There are many examples of wooden architecture, which have a real historical value, at the Kolomenskoye Park, such as: the house of Peter I from Arkhangelsk, the towers of Bratsk ostrog, churches and towers of ostrogs from the region of the White Sea and Karelia. There you can also see the restored wooden palace of the Russian tsar Alexei Mikhailovich, which was built at Kolomenskoye in 17 century.
Most of the wooden structures is in the north of the park, nearer to Kolomenskoye subway station. The house of Peter I is in the center of the park, not far from the Church of Our Lady of Kazan. The wooden palace of Alexei Mikhailovich was restored based on the pictures and engravings of 17 century. But it is rather far (2 km) from its original location in the south of the park, near Kashirskaya subway station.

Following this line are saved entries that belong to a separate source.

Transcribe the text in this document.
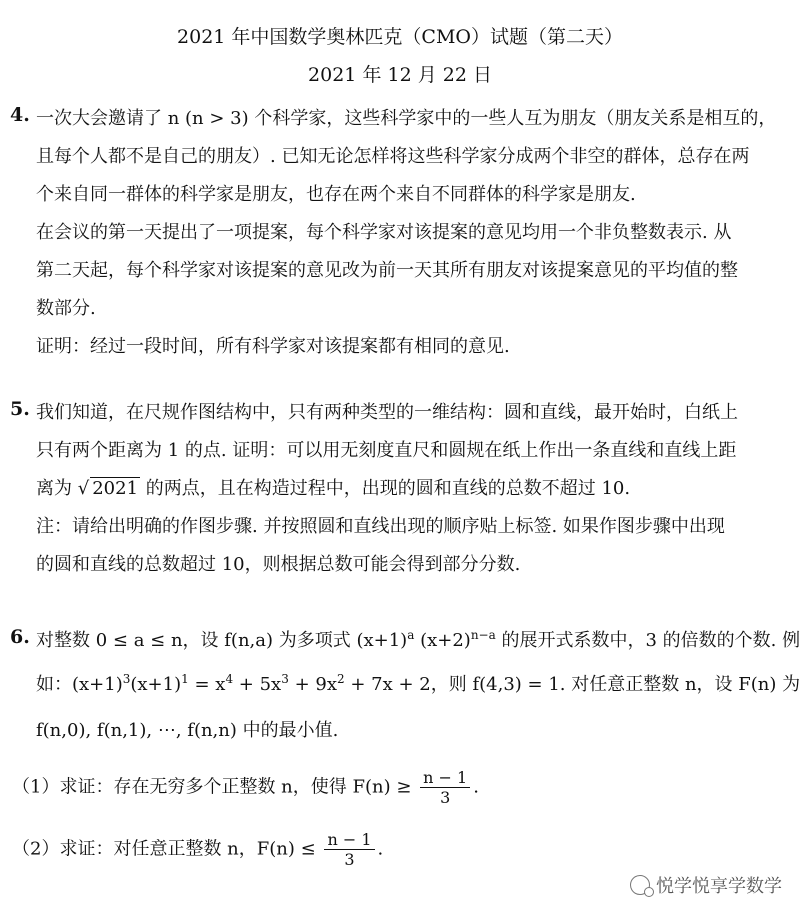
2021 年中国数学奥林匹克（CMO）试题（第二天）
2021 年 12 月 22 日
4. 一次大会邀请了 n (n > 3) 个科学家，这些科学家中的一些人互为朋友（朋友关系是相互的，
且每个人都不是自己的朋友）. 已知无论怎样将这些科学家分成两个非空的群体，总存在两
个来自同一群体的科学家是朋友，也存在两个来自不同群体的科学家是朋友.
在会议的第一天提出了一项提案，每个科学家对该提案的意见均用一个非负整数表示. 从
第二天起，每个科学家对该提案的意见改为前一天其所有朋友对该提案意见的平均值的整
数部分.
证明：经过一段时间，所有科学家对该提案都有相同的意见.
5. 我们知道，在尺规作图结构中，只有两种类型的一维结构：圆和直线，最开始时，白纸上
只有两个距离为 1 的点. 证明：可以用无刻度直尺和圆规在纸上作出一条直线和直线上距
离为 √ 2021 的两点，且在构造过程中，出现的圆和直线的总数不超过 10.
注：请给出明确的作图步骤. 并按照圆和直线出现的顺序贴上标签. 如果作图步骤中出现
的圆和直线的总数超过 10，则根据总数可能会得到部分分数.
6. 对整数 0 ≤ a ≤ n，设 f(n,a) 为多项式 $(x+1)^a$ $(x+2)^{n-a}$ 的展开式系数中，3 的倍数的个数. 例
如：$(x+1)^3(x+1)^1 = x^4 + 5x^3 + 9x^2 + 7x + 2$，则 f(4,3) = 1. 对任意正整数 n，设 F(n) 为
f(n,0), f(n,1), ⋯, f(n,n) 中的最小值.
（1）求证：存在无穷多个正整数 n，使得 $F(n) \ge \frac{n - 1}{3}$ .
（2）求证：对任意正整数 n，$F(n) \le \frac{n - 1}{3}$ .
悦学悦享学数学
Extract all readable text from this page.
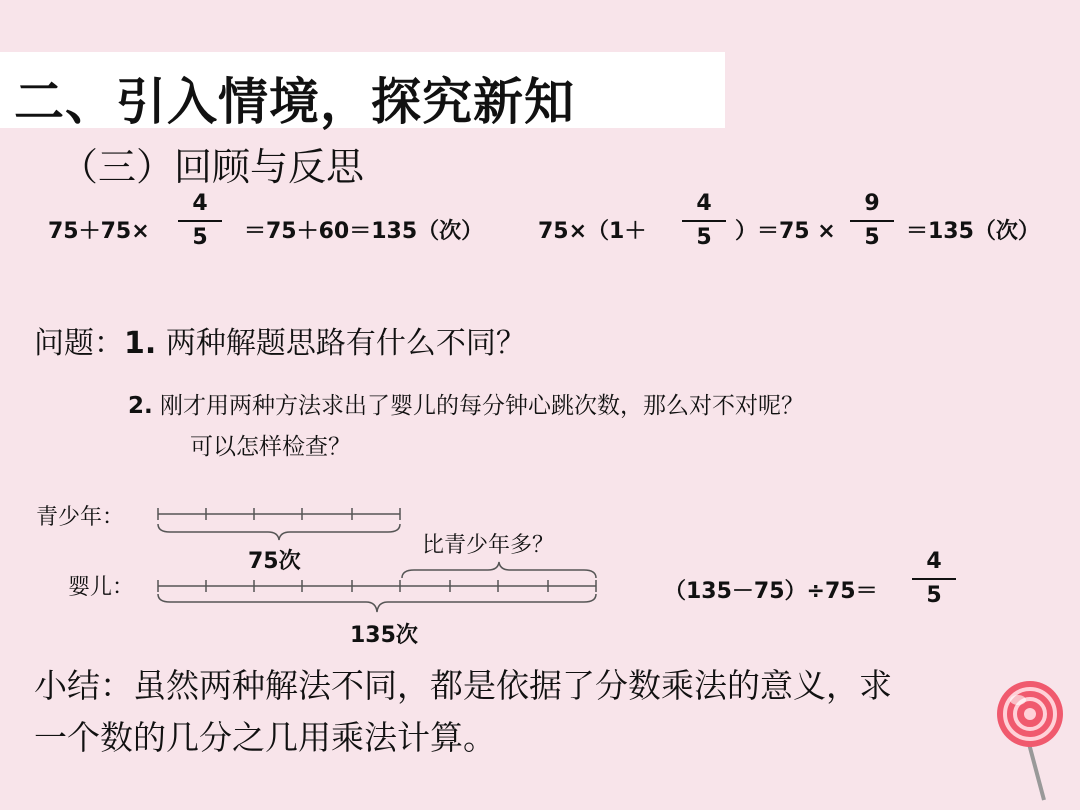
二、引入情境，探究新知
（三）回顾与反思
75＋75×
4
5	＝75＋60＝135（次） 75×（1＋
4
5	）＝75 ×
9
5	＝135（次）
问题：1. 两种解题思路有什么不同？
2. 刚才用两种方法求出了婴儿的每分钟心跳次数，那么对不对呢？
可以怎样检查？
青少年：
婴儿：
75次
比青少年多？
135次
（135－75）÷75＝
4
5
小结：虽然两种解法不同，都是依据了分数乘法的意义，求
一个数的几分之几用乘法计算。
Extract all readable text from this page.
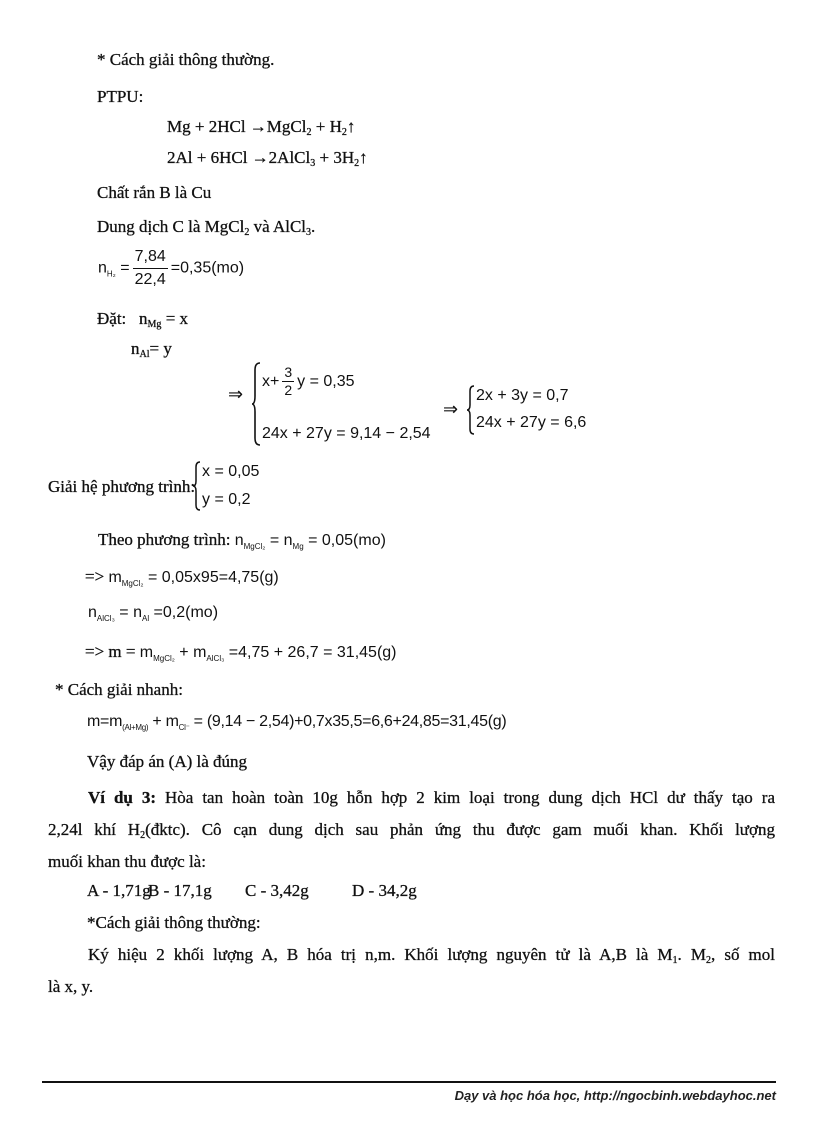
* Cách giải thông thường.
PTPU:
Mg + 2HCl →MgCl$_2$ + $H_2↑$
2Al + 6HCl →2AlCl$_3$ + $3H_2↑$
Chất rắn B là Cu
Dung dịch C là MgCl$_2$ và AlCl$_3$.
$n_{H_2} = \frac{7,84}{22,4} =0,35(mo)$
Đặt: $n_{Mg} = x$
$n_{Al}= y$
⇒
$x+ \frac{3}{2}$ y = 0,35
24x + 27y = 9,14 − 2,54
⇒
2x + 3y = 0,7
24x + 27y = 6,6
Giải hệ phương trình:
x = 0,05
y = 0,2
Theo phương trình: $n_{MgCl_2} = n_{Mg} = 0,05(mo)$
=> $m_{MgCl_2} = 0,05x95=4,75(g)$
$n_{AlCl_3} = n_{Al} =0,2(mo)$
=> $m = m_{MgCl_2} + m_{AlCl_3} =4,75 + 26,7 = 31,45(g)$
* Cách giải nhanh:
$m=m_{(Al+Mg)} + m_{Cl^-} = (9,14 - 2,54)+0,7x35,5=6,6+24,85=31,45(g)$
Vậy đáp án (A) là đúng
Ví dụ 3: Hòa tan hoàn toàn 10g hỗn hợp 2 kim loại trong dung dịch HCl dư thấy tạo ra
2,24l khí $H_2(đktc)$. Cô cạn dung dịch sau phản ứng thu được gam muối khan. Khối lượng
muối khan thu được là:
A - 1,71g
B - 17,1g C - 3,42g	D - 34,2g
*Cách giải thông thường:
Ký hiệu 2 khối lượng A, B hóa trị n,m. Khối lượng nguyên tử là A,B là $M_1$. $M_2$, số mol
là x, y.
Dạy và học hóa học, http://ngocbinh.webdayhoc.net
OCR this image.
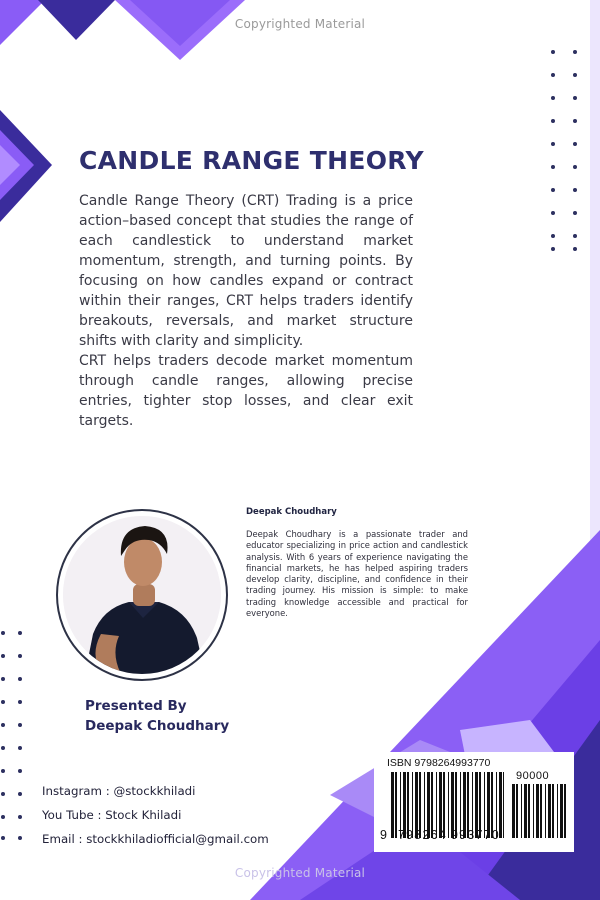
Copyrighted Material
CANDLE RANGE THEORY

Candle Range Theory (CRT) Trading is a price action–based concept that studies the range of each candlestick to understand market momentum, strength, and turning points. By focusing on how candles expand or contract within their ranges, CRT helps traders identify breakouts, reversals, and market structure shifts with clarity and simplicity.

CRT helps traders decode market momentum through candle ranges, allowing precise entries, tighter stop losses, and clear exit targets.

Deepak Choudhary

Deepak Choudhary is a passionate trader and educator specializing in price action and candlestick analysis. With 6 years of experience navigating the financial markets, he has helped aspiring traders develop clarity, discipline, and confidence in their trading journey. His mission is simple: to make trading knowledge accessible and practical for everyone.

Presented By
Deepak Choudhary
Instagram : @stockkhiladi
You Tube : Stock Khiladi
Email : stockkhiladiofficial@gmail.com
ISBN 9798264993770
90000
9 798264 993770
Copyrighted Material
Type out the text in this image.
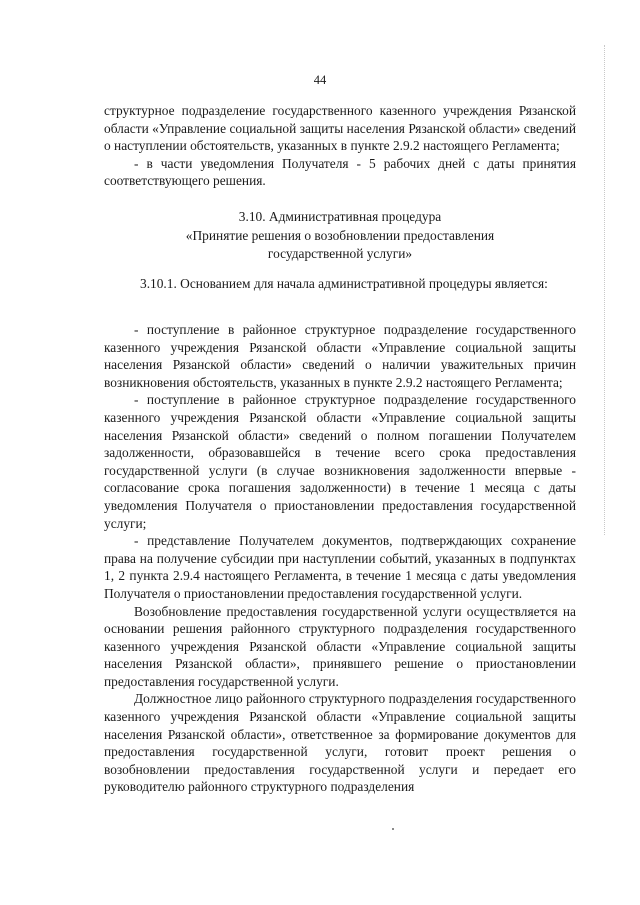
44

структурное подразделение государственного казенного учреждения Рязанской области «Управление социальной защиты населения Рязанской области» сведений о наступлении обстоятельств, указанных в пункте 2.9.2 настоящего Регламента;

- в части уведомления Получателя - 5 рабочих дней с даты принятия соответствующего решения.

3.10. Административная процедура
«Принятие решения о возобновлении предоставления
государственной услуги»
3.10.1. Основанием для начала административной процедуры является:

- поступление в районное структурное подразделение государственного казенного учреждения Рязанской области «Управление социальной защиты населения Рязанской области» сведений о наличии уважительных причин возникновения обстоятельств, указанных в пункте 2.9.2 настоящего Регламента;

- поступление в районное структурное подразделение государственного казенного учреждения Рязанской области «Управление социальной защиты населения Рязанской области» сведений о полном погашении Получателем задолженности, образовавшейся в течение всего срока предоставления государственной услуги (в случае возникновения задолженности впервые - согласование срока погашения задолженности) в течение 1 месяца с даты уведомления Получателя о приостановлении предоставления государственной услуги;

- представление Получателем документов, подтверждающих сохранение права на получение субсидии при наступлении событий, указанных в подпунктах 1, 2 пункта 2.9.4 настоящего Регламента, в течение 1 месяца с даты уведомления Получателя о приостановлении предоставления государственной услуги.

Возобновление предоставления государственной услуги осуществляется на основании решения районного структурного подразделения государственного казенного учреждения Рязанской области «Управление социальной защиты населения Рязанской области», принявшего решение о приостановлении предоставления государственной услуги.

Должностное лицо районного структурного подразделения государственного казенного учреждения Рязанской области «Управление социальной защиты населения Рязанской области», ответственное за формирование документов для предоставления государственной услуги, готовит проект решения о возобновлении предоставления государственной услуги и передает его руководителю районного структурного подразделения
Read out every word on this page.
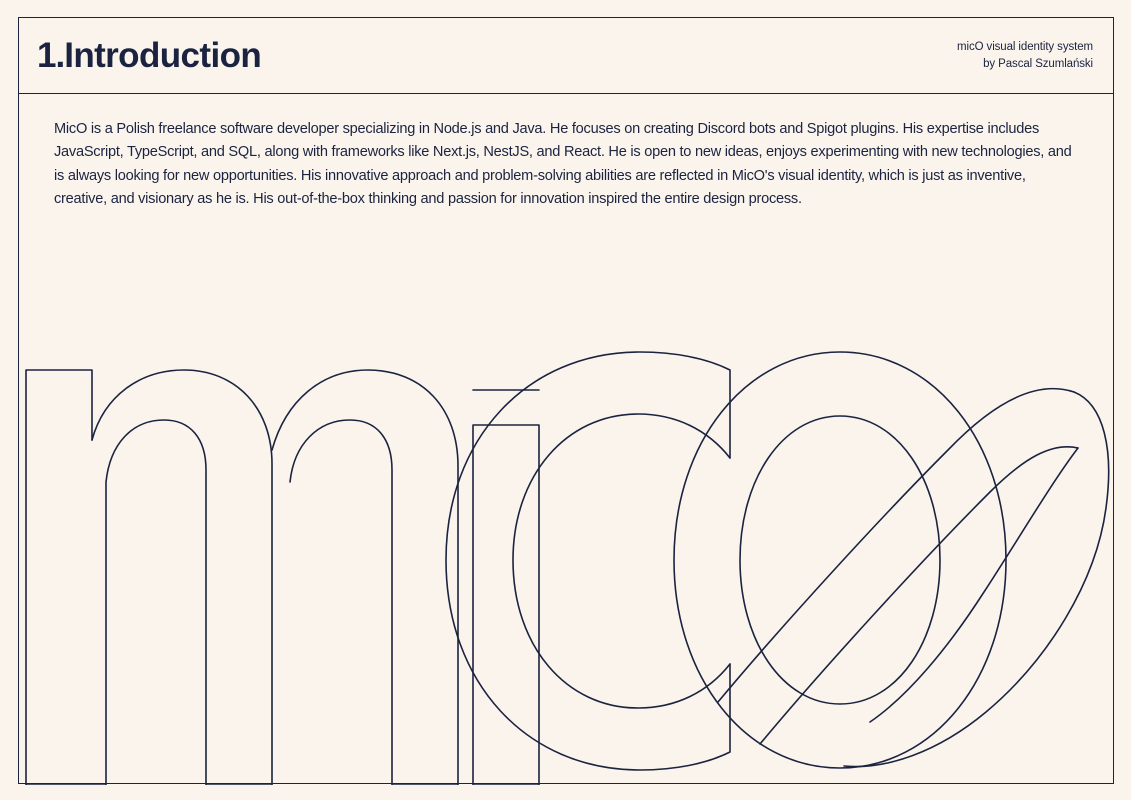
1.Introduction	micO visual identity system
by Pascal Szumlański
MicO is a Polish freelance software developer specializing in Node.js and Java. He focuses on creating Discord bots and Spigot plugins. His expertise includes JavaScript, TypeScript, and SQL, along with frameworks like Next.js, NestJS, and React. He is open to new ideas, enjoys experimenting with new technologies, and is always looking for new opportunities. His innovative approach and problem-solving abilities are reflected in MicO's visual identity, which is just as inventive, creative, and visionary as he is. His out-of-the-box thinking and passion for innovation inspired the entire design process.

There are several interesting architectural monuments in the northern part of the park. They are: the tower of Bratsk ostrog (1654), the tower of the Karelian Monastery of St. Nicholas (17 century), the Mokhovaya tower of Sumy ostrog (1680), the Church of Saint George the Victorious (1685). The traces of Sweden grapeshot can be seen in the Mokhovaya tower of Sumy ostrog. The Swedes attacked it during the Northern Wars.
The tower of Bratsk ostrog was brought to the Kolomenskoye in 1959, when during the construction of Bratsk Hydroelectric Power Station the wooden fortress of 17 century was in the flooding area. Not far from the embankment you can see the replica of a house from a Dutch town Zaandam. Peter I lived in the house when he learned shipbuilding in that country.
The most precious exhibit of the Kolomenskoye museum of wooden architecture is the house of Peter I. It was built in 1702, at the time of active hostilities during the Northern Wars. The aim of Russia in these wars was to get access to the Baltic Sea. Living in this house Peter I supervised the construction of Novodvinsk fortress to protect Arkhangelsk from the Swedes.
The contemporaries called the wooden palace of Alexei Mikhailovich, which was located near the Church of Our Lady of Kazan in 17 century, the eighth wonder of the world. Of course, it is inappropriate to compare the palace with the wonders of the ancient world but it was truly large and beautiful. By the end of 18 century, when the capital of Russian Empire was moved to St. Petersburg, no one looked after the palace. Consequently, it got very decrepit and was dismantled. However, in 2010 the palace was restored based on historical drawings and pictures.